私が過去に撮った小供のスナップを見たある写真関係の人が、「牛腸茂雄を彷彿とさせる」と評していました。ビル群を背景に、一人ぽつんと中央に座る小供の姿の写真でした。

牛腸茂雄は、小供を撮った写真が特に人気のようです。彼自身は持病があったため幼少期はずっと家に居て、鏡に外で遊ぶ小供達の姿を映しては、自分もそこで遊ぶ空想をしていたそうです。大人になった彼が写した小供達の写真は、楽しく元気な様子で写っているものは撮影者との間に距離を感じるし、彼の普通と違う容姿を見てこわばった表情をした小供の写真も少なくない。(レインの『自己と他者』を読んでいたという彼は、その名も『Self and Others』という写真集を出しました。写真は、自己と他者の関係を写すのはもちろんですが、時に自己と対峙する自己となり、ついには他者の不在にもなり得ると思います。)
彼は、元気に遊ぶ小供達に対し憧れに似た気持ちでいたとのことです。

『Self and Others(セルフ・アンド・アザーズ): 牛腸茂雄写真集』未来社、1994年
『Self and Others(セルフ・アンド・アザーズ): 牛腸茂雄写真集』未来社、1994年

須田一政の「Childhood Days」、こちらも小供達を撮った写真集です。興味深げに、あるいは不安げにカメラを見るこども。カメラを意識せず、ただ自分の時間を生きるこども。
人生後半に差し掛かり、かつ幼少期のトラウマを乗り越えてから出逢ったのは、今がまさにそのタイミングだったのでしょう。
後書きの言葉:
「世の中の誰もが自らの幼年時代を懐かしく思えるとは考えない。幼年時代にもそれなりの悲しみや苦しみがあるのである。ただ、幼年の時をはるかに過ぎ、人生の終焉を意識するころになると、誰もが幼い自らをまるでわが子のように愛おしく感じられるのではないかと思う。」


『Childhood Days_A 』須田一政
『Childhood Days_A 』須田一政

上記二冊は、空白の子供時代を補填するような意味合いもあったんだろうな、と。私もやっぱり少しだけ、そういう風に写真を撮っているところが今もあります。トラウマケア前後で変わったことは、そこにいる小供達をただそこに居る、在るものとして見つめられるようになったというところです。(同一化や勝手な感情移入をしなくなったということも含みます)
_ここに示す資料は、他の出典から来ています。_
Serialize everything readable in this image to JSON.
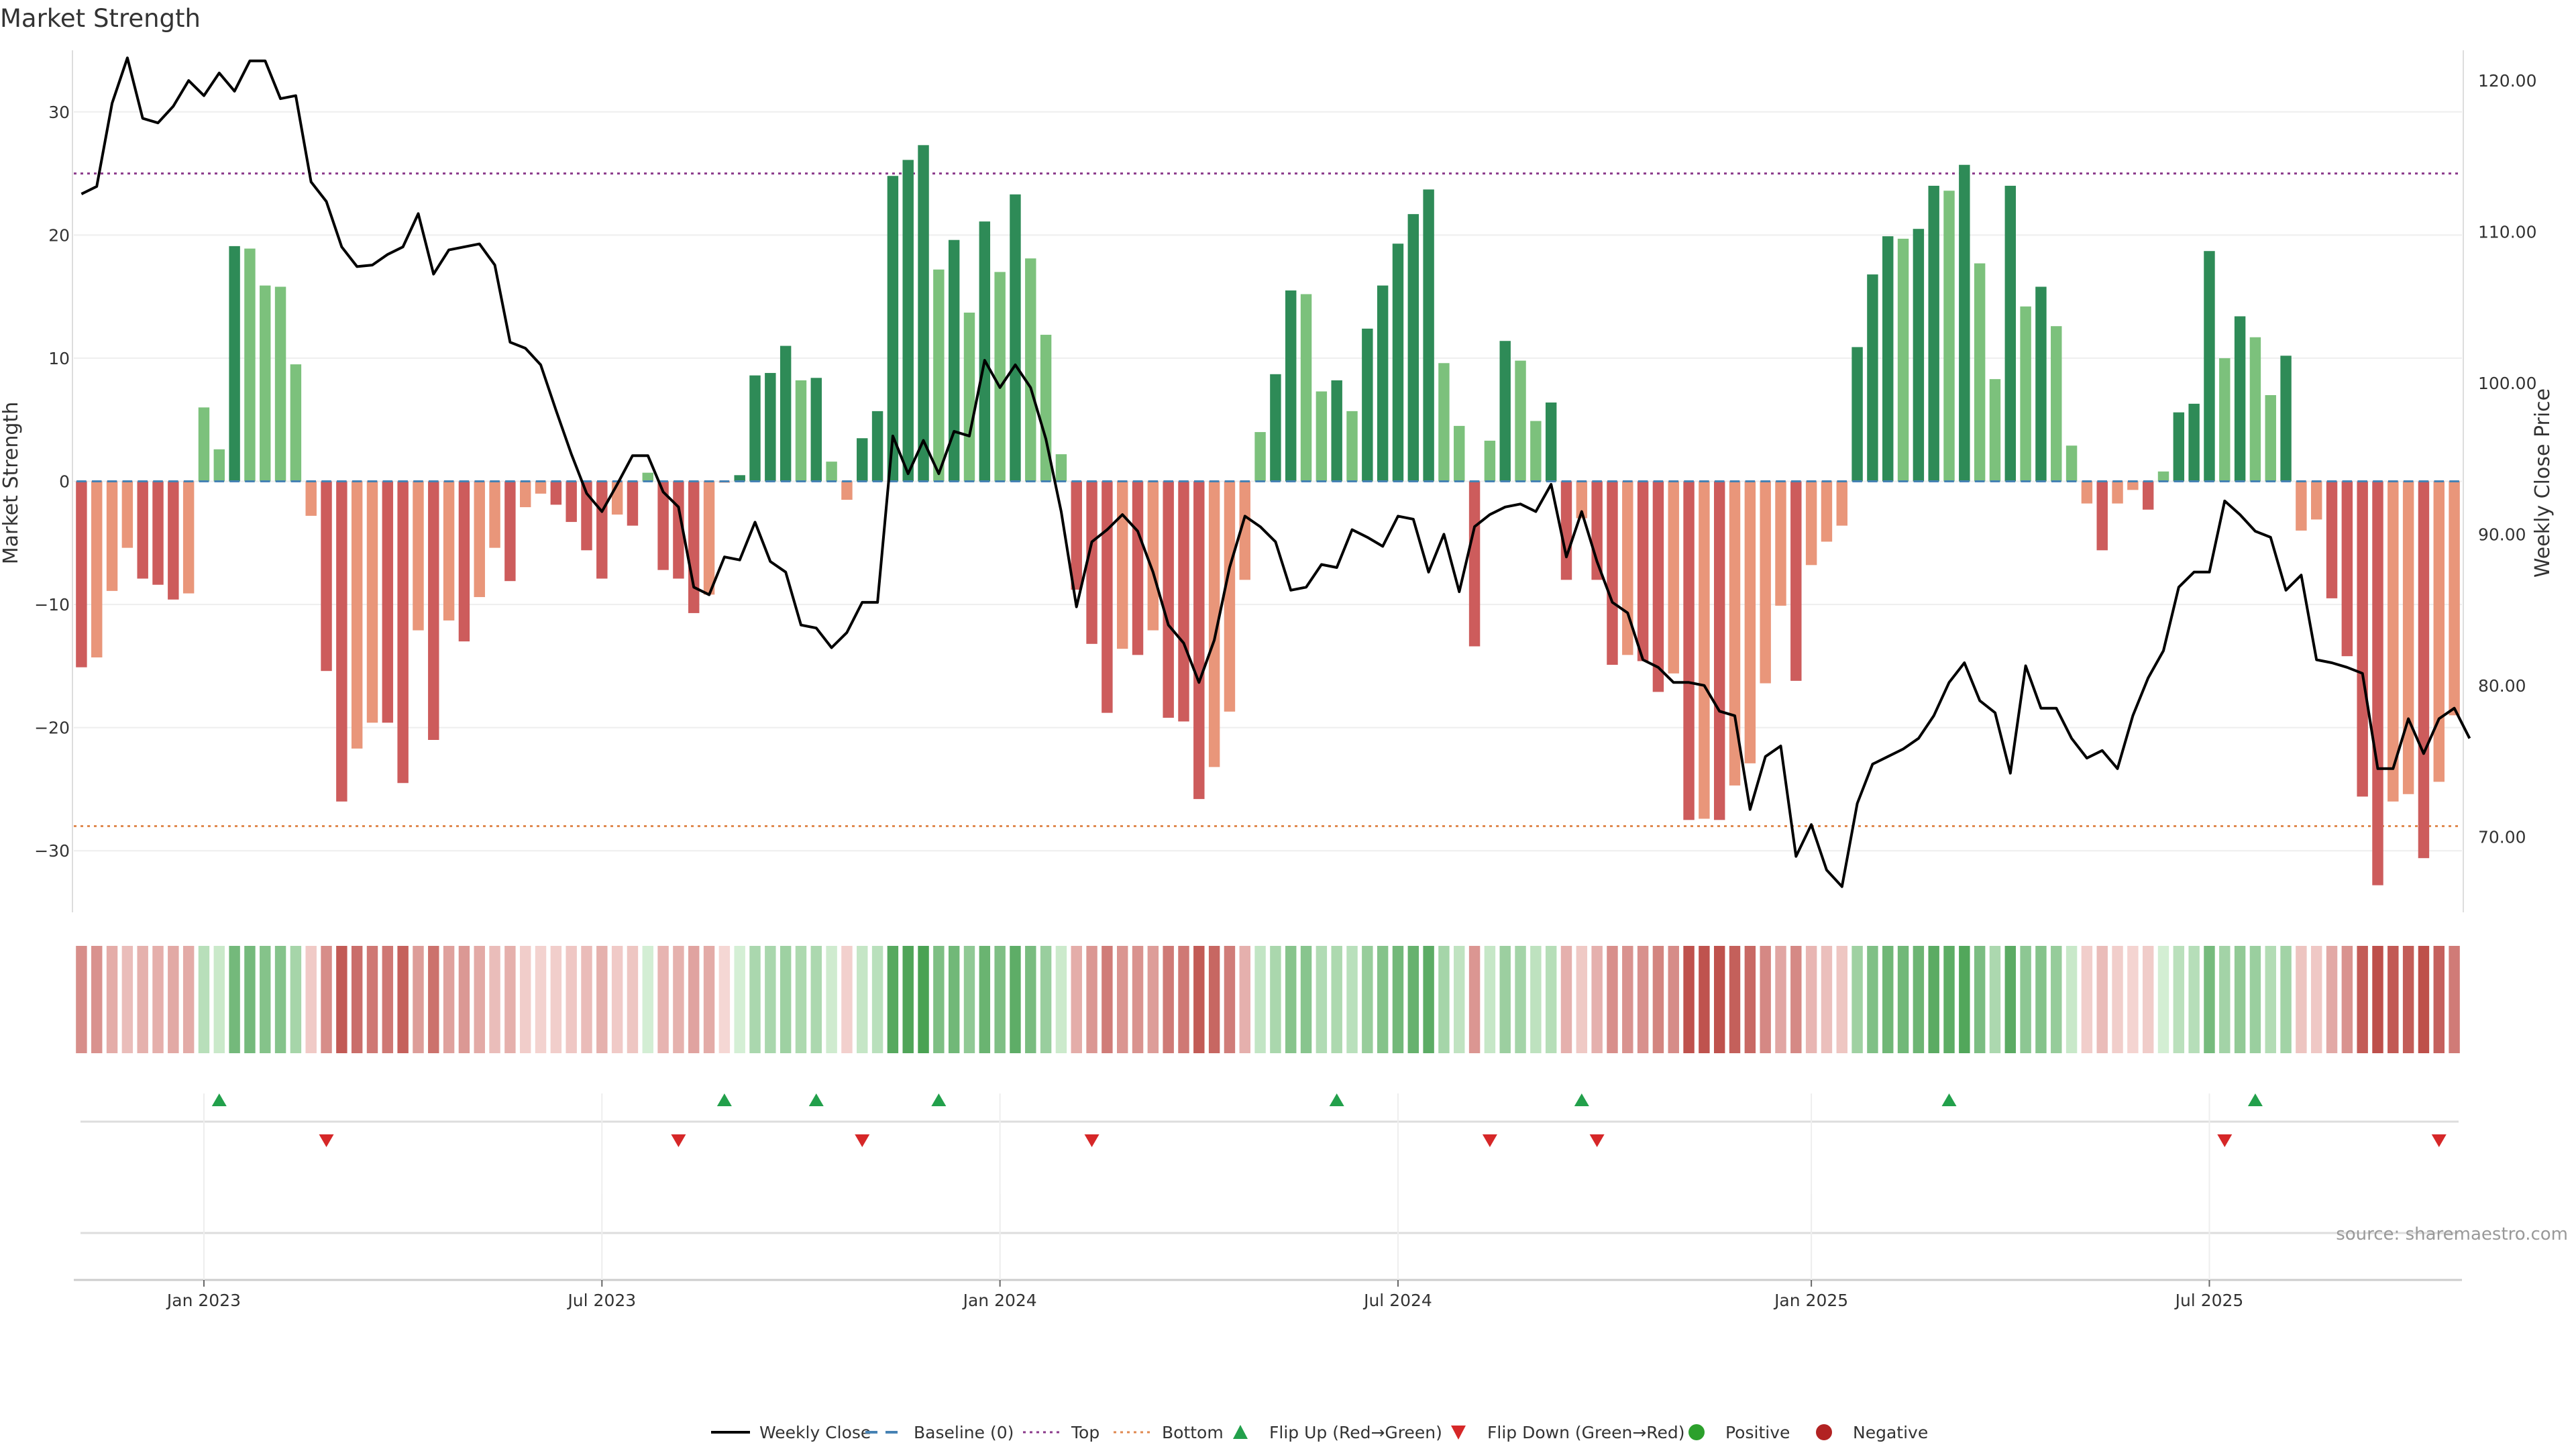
{
  "chart_data": {
    "type": "bar",
    "title": "Market Strength",
    "ylabel": "Market Strength",
    "y2label": "Weekly Close Price",
    "ylim": [
      -35,
      35
    ],
    "y2lim": [
      65,
      122
    ],
    "yticks": [
      30,
      20,
      10,
      0,
      -10,
      -20,
      -30
    ],
    "ytick_labels": [
      "30",
      "20",
      "10",
      "0",
      "−10",
      "−20",
      "−30"
    ],
    "y2ticks": [
      120,
      110,
      100,
      90,
      80,
      70
    ],
    "y2tick_labels": [
      "120.00",
      "110.00",
      "100.00",
      "90.00",
      "80.00",
      "70.00"
    ],
    "top_threshold": 25,
    "bottom_threshold": -28,
    "x_start": "2022-11-07",
    "x_end": "2025-10-27",
    "x_ticks": [
      {
        "label": "Jan 2023",
        "date": "2023-01-02"
      },
      {
        "label": "Jul 2023",
        "date": "2023-07-03"
      },
      {
        "label": "Jan 2024",
        "date": "2024-01-01"
      },
      {
        "label": "Jul 2024",
        "date": "2024-07-01"
      },
      {
        "label": "Jan 2025",
        "date": "2025-01-06"
      },
      {
        "label": "Jul 2025",
        "date": "2025-07-07"
      }
    ],
    "strength": [
      -15.1,
      -14.3,
      -8.9,
      -5.4,
      -7.9,
      -8.4,
      -9.6,
      -9.1,
      6,
      2.6,
      19.1,
      18.9,
      15.9,
      15.8,
      9.5,
      -2.8,
      -15.4,
      -26,
      -21.7,
      -19.6,
      -19.6,
      -24.5,
      -12.1,
      -21,
      -11.3,
      -13,
      -9.4,
      -5.4,
      -8.1,
      -2.1,
      -1,
      -1.9,
      -3.3,
      -5.6,
      -7.9,
      -2.7,
      -3.6,
      0.7,
      -7.2,
      -7.9,
      -10.7,
      -9.2,
      -0.1,
      0.5,
      8.6,
      8.8,
      11,
      8.2,
      8.4,
      1.6,
      -1.5,
      3.5,
      5.7,
      24.8,
      26.1,
      27.3,
      17.2,
      19.6,
      13.7,
      21.1,
      17,
      23.3,
      18.1,
      11.9,
      2.2,
      -8.8,
      -13.2,
      -18.8,
      -13.6,
      -14.1,
      -12.1,
      -19.2,
      -19.5,
      -25.8,
      -23.2,
      -18.7,
      -8,
      4,
      8.7,
      15.5,
      15.2,
      7.3,
      8.2,
      5.7,
      12.4,
      15.9,
      19.3,
      21.7,
      23.7,
      9.6,
      4.5,
      -13.4,
      3.3,
      11.4,
      9.8,
      4.9,
      6.4,
      -8,
      -3,
      -8,
      -14.9,
      -14.1,
      -14.6,
      -17.1,
      -15.6,
      -27.5,
      -27.4,
      -27.5,
      -24.7,
      -22.9,
      -16.4,
      -10.1,
      -16.2,
      -6.8,
      -4.9,
      -3.6,
      10.9,
      16.8,
      19.9,
      19.7,
      20.5,
      24,
      23.6,
      25.7,
      17.7,
      8.3,
      24,
      14.2,
      15.8,
      12.6,
      2.9,
      -1.8,
      -5.6,
      -1.8,
      -0.7,
      -2.3,
      0.8,
      5.6,
      6.3,
      18.7,
      10,
      13.4,
      11.7,
      7,
      10.2,
      -4,
      -3.1,
      -9.5,
      -14.2,
      -25.6,
      -32.8,
      -26,
      -25.4,
      -30.6,
      -24.4,
      -19
    ],
    "close": [
      112.5,
      113,
      118.5,
      121.5,
      117.5,
      117.2,
      118.3,
      120,
      119,
      120.5,
      119.3,
      121.3,
      121.3,
      118.8,
      119,
      113.3,
      112,
      109,
      107.7,
      107.8,
      108.5,
      109,
      111.2,
      107.2,
      108.8,
      109,
      109.2,
      107.8,
      102.7,
      102.3,
      101.2,
      98.2,
      95.3,
      92.7,
      91.5,
      93.3,
      95.2,
      95.2,
      92.8,
      91.8,
      86.5,
      86,
      88.5,
      88.3,
      90.8,
      88.2,
      87.5,
      84,
      83.8,
      82.5,
      83.5,
      85.5,
      85.5,
      96.5,
      94,
      96.2,
      94,
      96.8,
      96.5,
      101.5,
      99.7,
      101.2,
      99.7,
      96.3,
      91.5,
      85.2,
      89.5,
      90.3,
      91.3,
      90.2,
      87.5,
      84,
      82.8,
      80.2,
      83,
      87.8,
      91.2,
      90.5,
      89.5,
      86.3,
      86.5,
      88,
      87.8,
      90.3,
      89.8,
      89.2,
      91.2,
      91,
      87.5,
      90,
      86.2,
      90.5,
      91.3,
      91.8,
      92,
      91.5,
      93.3,
      88.5,
      91.5,
      88.2,
      85.5,
      84.8,
      81.7,
      81.2,
      80.2,
      80.2,
      80,
      78.3,
      78,
      71.8,
      75.3,
      76,
      68.7,
      70.8,
      67.8,
      66.7,
      72.2,
      74.8,
      75.3,
      75.8,
      76.5,
      78,
      80.2,
      81.5,
      79,
      78.2,
      74.2,
      81.3,
      78.5,
      78.5,
      76.5,
      75.2,
      75.7,
      74.5,
      78,
      80.5,
      82.3,
      86.5,
      87.5,
      87.5,
      92.2,
      91.3,
      90.2,
      89.8,
      86.3,
      87.3,
      81.7,
      81.5,
      81.2,
      80.8,
      74.5,
      74.5,
      77.8,
      75.5,
      77.8,
      78.5,
      76.5
    ],
    "flip_up_indices": [
      9,
      42,
      48,
      56,
      82,
      98,
      122,
      142
    ],
    "flip_down_indices": [
      16,
      39,
      51,
      66,
      92,
      99,
      140,
      154
    ],
    "colors": {
      "positive_strong": "#2e8b57",
      "positive_light": "#7cc17c",
      "negative_strong": "#cd5c5c",
      "negative_light": "#e9967a",
      "close_line": "#000000",
      "baseline": "#4682b4",
      "top": "#8b3a8b",
      "bottom": "#e08a50",
      "flip_up": "#22a04b",
      "flip_down": "#d62728",
      "legend_positive": "#2ca02c",
      "legend_negative": "#b22222"
    },
    "legend": [
      {
        "label": "Weekly Close",
        "key": "close"
      },
      {
        "label": "Baseline (0)",
        "key": "baseline"
      },
      {
        "label": "Top",
        "key": "top"
      },
      {
        "label": "Bottom",
        "key": "bottom"
      },
      {
        "label": "Flip Up (Red→Green)",
        "key": "flip_up"
      },
      {
        "label": "Flip Down (Green→Red)",
        "key": "flip_down"
      },
      {
        "label": "Positive",
        "key": "positive"
      },
      {
        "label": "Negative",
        "key": "negative"
      }
    ],
    "source_note": "source: sharemaestro.com"
  }
}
そして最後に。石亀泰郎の『ふたりっ子バンザイ』という写真集です。1960年代に刊行されたものですが、最近になってから知りました。二人の我が子の日常の写真群、二人の子供達がただのびのびとしている写真群です。日常に恐怖のない子供というのはこういう表情をするのか、、と、目から鱗が落ちそうです。


『ふたりっ子バンザイ』石亀泰郎
『ふたりっ子バンザイ』石亀泰郎
 

トラウマ治療以前なら、学ぶための材料にしたり、そうしているうちに自分の境遇との違いに打ちのめされ辛くなってしまったかもしれません。今はただ写真的興味と、あとはいいな羨ましいなという気持ちです。

世界と私の境界線を、今日も心地良く享受しています。